In contrast to Problem 16 , consider the perfectly elastic bouncing of a ball vertically under gravity above the plane \(x=0\). We have \(\dot{x}=y, \dot{y}=\) \(-g\) and we can solve for \(x\left(x_{0}, y_{0}, t\right), y\left(x_{0}, y_{0}, t\right)\) in terms of the initial data \(\left(x_{0}, y_{0}\right)\) at \(t=0\). Show that in this case the resulting perturbations \(\Delta x, \Delta y\) essentially grow linearly with time \(t\) along the trajectory when we make perturbations \(\Delta x_{0}, \Delta y_{0}\) in the initial data. That is to say the distance along the trajectory \(d \equiv \sqrt{(\Delta x)^{2}+(\Delta y)^{2}} \sim \kappa t\) when \(t\) is large and \(\kappa\) is a suitable constant.
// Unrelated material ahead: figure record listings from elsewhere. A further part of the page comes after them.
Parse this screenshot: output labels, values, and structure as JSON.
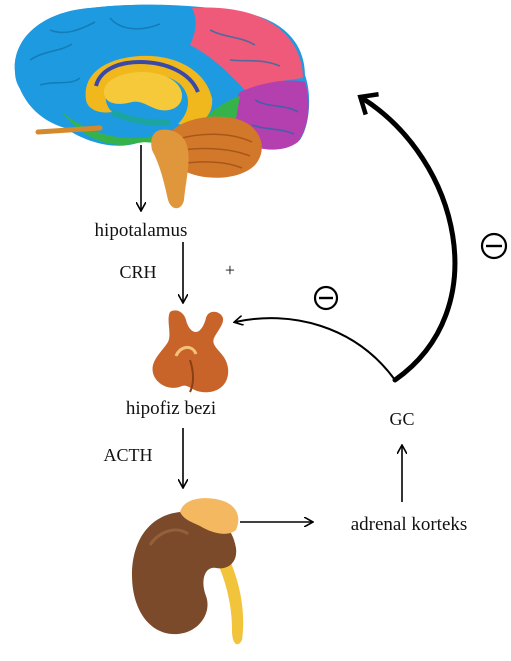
{
  "labels": {
    "hypothalamus": "hipotalamus",
    "crh": "CRH",
    "plus": "+",
    "pituitary": "hipofiz bezi",
    "acth": "ACTH",
    "adrenal_cortex": "adrenal korteks",
    "gc": "GC"
  },
  "feedback": {
    "pituitary_sign": "−",
    "brain_sign": "−"
  },
  "colors": {
    "frontal_lobe": "#1e9be0",
    "parietal_lobe": "#ef5a7a",
    "occipital_lobe": "#b43fae",
    "temporal_lobe": "#35b34a",
    "limbic": "#f0b81c",
    "cerebellum": "#d2782a",
    "brainstem": "#e0963a",
    "pituitary": "#c8642a",
    "kidney": "#7a4a2a",
    "adrenal": "#f4b860",
    "ureter": "#f2c43c"
  }
}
For the Galton board of Fig. \(13.25\) we may arrange things so that each piece of lead shot has an equal chance of rebounding just to the left or to the right at each direct encounter with a scattering pin at each level. Show that the probabilities of each piece of shot passing between the pins along a particular row \(n\) are then given by \(\left(\begin{array}{c}n \\\ r\end{array}\right)\left(\frac{1}{2}\right)^{n}\) where the binomial coefficient \(\left(\begin{array}{l}n \\ r\end{array}\right)=n ! /[(n-r) ! r !]\) and \(r=0,1, \ldots, n\). Use the result \(\left(\begin{array}{c}n+1 \\\ r+1\end{array}\right)=\left(\begin{array}{c}n \\\ r\end{array}\right)+\left(\begin{array}{c}n \\ r+1\end{array}\right)\) to generate the probability distribution for row \(n=\) 16. (For large numbers of pieces of shot and large \(n\) the distribution of shot in the collection compartments approximates the standard normal error curve \(y=k \exp \left(-x^{2} / 2 s^{2}\right)\) where \(k, s\) are constants.)